FARR: Speaking of A.I., I've seen a lot of medical chatbots emerge that claim to do everything from navigate patients to the right place, whether it's the hospital or doctor's office, and even diagnose disease. What are your thoughts on that technology?
TOPOL: I see some problems, which I emphasize in the book. They have to go through careful validation, including with peer-reviewed publication. No chatbot has gone through a rigorous process like that. There have been some small randomized trials with some technologies, but the testing was limited. We have seen some evidence that people would rather reveal their inner most secrets to an avatar, which is interesting, and there are ways to take advantage of that right now with A.I. but it's theoretical.
FARR: How much of A.I. in medicine is actually A.I. versus an engineer with a spreadsheet?
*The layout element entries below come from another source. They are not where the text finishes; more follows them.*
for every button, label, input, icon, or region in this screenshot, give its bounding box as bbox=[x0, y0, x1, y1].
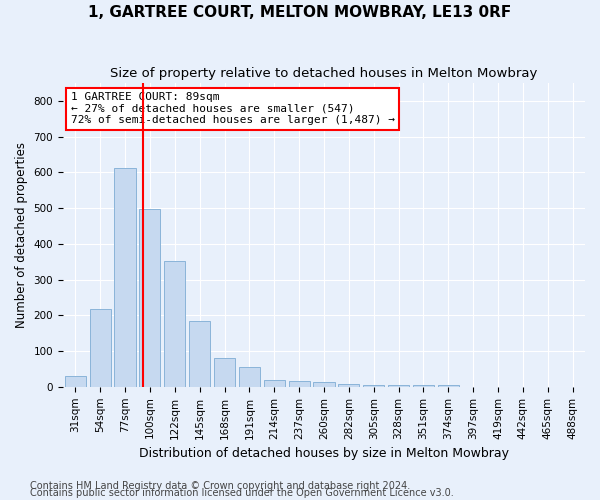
Title: Size of property relative to detached houses in Melton Mowbray: Size of property relative to detached ho… bbox=[110, 68, 538, 80]
Bar bbox=[65, 376, 86, 387]
Bar bbox=[189, 320, 210, 387]
Text: Contains HM Land Registry data © Crown copyright and database right 2024.: Contains HM Land Registry data © Crown c… bbox=[30, 481, 410, 491]
Bar bbox=[437, 385, 459, 387]
Bar bbox=[263, 380, 285, 387]
Bar bbox=[214, 358, 235, 387]
Bar bbox=[413, 385, 434, 387]
Y-axis label: Number of detached properties: Number of detached properties bbox=[15, 142, 28, 328]
Bar bbox=[388, 385, 409, 387]
Text: 1 GARTREE COURT: 89sqm
← 27% of detached houses are smaller (547)
72% of semi-de: 1 GARTREE COURT: 89sqm ← 27% of detached… bbox=[71, 92, 395, 126]
Bar bbox=[363, 385, 384, 387]
Bar bbox=[139, 209, 160, 387]
Bar bbox=[239, 367, 260, 387]
Bar bbox=[289, 381, 310, 387]
Text: 1, GARTREE COURT, MELTON MOWBRAY, LE13 0RF: 1, GARTREE COURT, MELTON MOWBRAY, LE13 0… bbox=[88, 5, 512, 20]
Bar bbox=[164, 260, 185, 387]
Bar bbox=[313, 382, 335, 387]
Bar bbox=[115, 168, 136, 387]
X-axis label: Distribution of detached houses by size in Melton Mowbray: Distribution of detached houses by size … bbox=[139, 447, 509, 460]
Text: Contains public sector information licensed under the Open Government Licence v3: Contains public sector information licen… bbox=[30, 488, 454, 498]
Bar bbox=[89, 309, 111, 387]
Bar bbox=[338, 384, 359, 387]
TOPOL: A lot of A.I. is just basic mathematics. The term is used loosely, and I was specifically interested in a subtype called "deep learning." But as much as I talk about the technology, I also have a chapter on "deep empathy," meaning that we aren't selecting today for physicians who have a lot of compassion and empathy. We have the opportunity to use the future to bring back the past, which involves training physicians and selecting them to have those qualities. That's where I think we're headed.